1-3" accumulation by late Tuesday afternoon and North of I-20 may see 2-4".
Anyone North of Lufkin; plan accordingly.
Roads will be icy Wed morning even in my area with a projected low of 19F , but warming in the afternoon.
Places farther North in Tx and western La, will see much colder temps and more precip monday night thru tuesday evening.


----------



## Mini Horses (Jan 14, 2018)

With crazy weather everywhere -- the fires and now mudslides in CA -- flooding everywhere, it seems -- we are self destructing.


----------



## greybeard (Jan 14, 2018)

Not really 'crazy' weather for here. It's just been awhile since it's been like this and is somewhat unusual for January.


----------



## babsbag (Jan 14, 2018)

Looks like we are in line for another drought unless it rains double normal for the next few months. We will see.


----------



## Baymule (Jan 14, 2018)

Snow.

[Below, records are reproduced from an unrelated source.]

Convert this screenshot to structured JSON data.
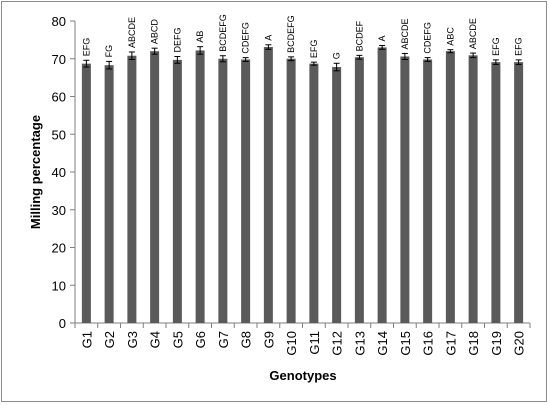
{
  "chart_data": {
    "type": "bar",
    "title": "",
    "xlabel": "Genotypes",
    "ylabel": "Milling percentage",
    "ylim": [
      0,
      80
    ],
    "yticks": [
      0,
      10,
      20,
      30,
      40,
      50,
      60,
      70,
      80
    ],
    "grid": false,
    "legend": "none",
    "categories": [
      "G1",
      "G2",
      "G3",
      "G4",
      "G5",
      "G6",
      "G7",
      "G8",
      "G9",
      "G10",
      "G11",
      "G12",
      "G13",
      "G14",
      "G15",
      "G16",
      "G17",
      "G18",
      "G19",
      "G20"
    ],
    "values": [
      68.7,
      68.3,
      70.8,
      72.0,
      69.7,
      72.2,
      70.0,
      69.8,
      73.1,
      70.0,
      68.7,
      67.8,
      70.4,
      73.0,
      70.6,
      69.8,
      72.0,
      70.9,
      69.1,
      69.1
    ],
    "errors": [
      0.9,
      1.0,
      1.0,
      0.8,
      0.9,
      1.0,
      0.8,
      0.5,
      0.6,
      0.5,
      0.4,
      1.0,
      0.5,
      0.5,
      0.8,
      0.5,
      0.4,
      0.6,
      0.6,
      0.6
    ],
    "significance": [
      "EFG",
      "FG",
      "ABCDE",
      "ABCD",
      "DEFG",
      "AB",
      "BCDEFG",
      "CDEFG",
      "A",
      "BCDEFG",
      "EFG",
      "G",
      "BCDEF",
      "A",
      "ABCDE",
      "CDEFG",
      "ABC",
      "ABCDE",
      "EFG",
      "EFG"
    ],
    "colors": {
      "bar": "#5a5a5a",
      "axis": "#7f7f7f",
      "error": "#000000",
      "border": "#8c8c8c"
    }
  }
}
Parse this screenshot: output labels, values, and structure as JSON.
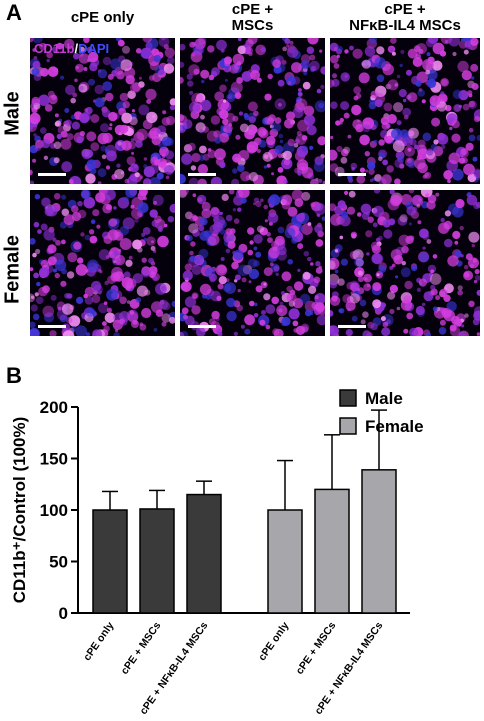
{
  "panel_a": {
    "letter": "A",
    "columns": [
      "cPE only",
      "cPE +\nMSCs",
      "cPE +\nNFκB-IL4 MSCs"
    ],
    "rows": [
      "Male",
      "Female"
    ],
    "stain": {
      "marker": "CD11b",
      "separator": "/",
      "nuclear": "DAPI",
      "marker_color": "#c43bd6",
      "nuclear_color": "#3f4cff"
    }
  },
  "panel_b": {
    "letter": "B",
    "chart_data": {
      "type": "bar",
      "ylabel": "CD11b⁺/Control (100%)",
      "ylim": [
        0,
        200
      ],
      "yticks": [
        0,
        50,
        100,
        150,
        200
      ],
      "legend_position": "top-right",
      "groups": [
        {
          "name": "Male",
          "color": "#3a3a3a",
          "categories": [
            "cPE only",
            "cPE + MSCs",
            "cPE + NFκB-IL4 MSCs"
          ],
          "values": [
            100,
            101,
            115
          ],
          "errors": [
            18,
            18,
            13
          ]
        },
        {
          "name": "Female",
          "color": "#a7a7ab",
          "categories": [
            "cPE only",
            "cPE + MSCs",
            "cPE + NFκB-IL4 MSCs"
          ],
          "values": [
            100,
            120,
            139
          ],
          "errors": [
            48,
            53,
            58
          ]
        }
      ]
    }
  }
}
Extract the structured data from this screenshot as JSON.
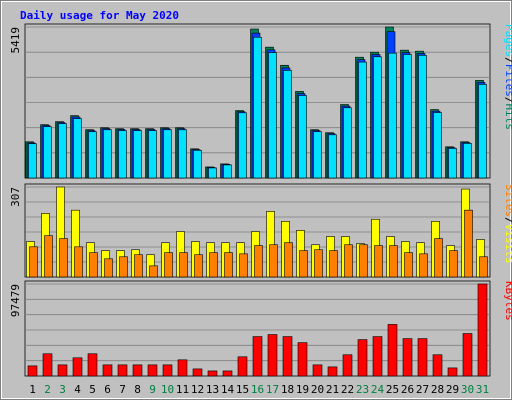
{
  "title": "Daily usage for May 2020",
  "legend_separator": "/",
  "categories": [
    "1",
    "2",
    "3",
    "4",
    "5",
    "6",
    "7",
    "8",
    "9",
    "10",
    "11",
    "12",
    "13",
    "14",
    "15",
    "16",
    "17",
    "18",
    "19",
    "20",
    "21",
    "22",
    "23",
    "24",
    "25",
    "26",
    "27",
    "28",
    "29",
    "30",
    "31"
  ],
  "category_colors": [
    "#000000",
    "#008040",
    "#008040",
    "#000000",
    "#000000",
    "#000000",
    "#000000",
    "#000000",
    "#008040",
    "#008040",
    "#000000",
    "#000000",
    "#000000",
    "#000000",
    "#000000",
    "#008040",
    "#008040",
    "#000000",
    "#000000",
    "#000000",
    "#000000",
    "#000000",
    "#008040",
    "#008040",
    "#000000",
    "#000000",
    "#000000",
    "#000000",
    "#000000",
    "#008040",
    "#008040"
  ],
  "chart_data": [
    {
      "type": "bar",
      "ylim": [
        0,
        5419
      ],
      "yticks": [
        5419
      ],
      "series": [
        {
          "name": "Hits",
          "color": "#00805c",
          "values": [
            1300,
            1915,
            2023,
            2240,
            1734,
            1806,
            1770,
            1770,
            1770,
            1806,
            1806,
            1048,
            397,
            506,
            2420,
            5347,
            4696,
            4046,
            3107,
            1734,
            1626,
            2637,
            4335,
            4516,
            5419,
            4588,
            4552,
            2457,
            1120,
            1300,
            3504
          ]
        },
        {
          "name": "Files",
          "color": "#0040ff",
          "values": [
            1260,
            1880,
            1990,
            2190,
            1700,
            1770,
            1740,
            1740,
            1740,
            1770,
            1770,
            1020,
            380,
            490,
            2380,
            5200,
            4600,
            3950,
            3030,
            1700,
            1590,
            2580,
            4250,
            4430,
            5250,
            4500,
            4470,
            2400,
            1090,
            1270,
            3430
          ]
        },
        {
          "name": "Pages",
          "color": "#00e0ff",
          "values": [
            1230,
            1840,
            1950,
            2130,
            1660,
            1730,
            1700,
            1700,
            1700,
            1730,
            1730,
            990,
            360,
            470,
            2340,
            5050,
            4500,
            3860,
            2960,
            1660,
            1550,
            2520,
            4160,
            4350,
            4480,
            4430,
            4400,
            2350,
            1060,
            1240,
            3360
          ]
        }
      ]
    },
    {
      "type": "bar",
      "ylim": [
        0,
        307
      ],
      "yticks": [
        307
      ],
      "series": [
        {
          "name": "Visits",
          "color": "#ffff00",
          "values": [
            121,
            217,
            307,
            228,
            117,
            90,
            90,
            93,
            76,
            117,
            155,
            121,
            117,
            117,
            117,
            155,
            224,
            190,
            159,
            110,
            138,
            138,
            114,
            197,
            138,
            121,
            117,
            190,
            107,
            300,
            128
          ]
        },
        {
          "name": "Sites",
          "color": "#ff8000",
          "values": [
            103,
            141,
            131,
            103,
            83,
            62,
            69,
            76,
            38,
            83,
            83,
            76,
            83,
            83,
            79,
            107,
            110,
            117,
            90,
            93,
            90,
            110,
            110,
            107,
            107,
            83,
            79,
            131,
            90,
            228,
            69
          ]
        }
      ]
    },
    {
      "type": "bar",
      "ylim": [
        0,
        97479
      ],
      "yticks": [
        97479
      ],
      "series": [
        {
          "name": "KBytes",
          "color": "#ff0000",
          "values": [
            10712,
            23566,
            11783,
            19282,
            23566,
            11783,
            11783,
            11783,
            11783,
            11783,
            17140,
            7500,
            5356,
            5356,
            20353,
            41777,
            43920,
            41777,
            35350,
            11783,
            9641,
            22495,
            38563,
            41777,
            54630,
            39634,
            39634,
            22495,
            8570,
            44991,
            97479
          ]
        }
      ]
    }
  ]
}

Ice. Yup, school will be out and idiots will be out there running into each other. We're staying home. Maybe we'll build a snowman.


----------



## Latestarter (Jan 14, 2018)

Gonna cut and split some more firewood tomorrow before it all moves in. Not planning on going anywhere. Already put down extra bedding hay for the goats. Gotta remember to take pics


----------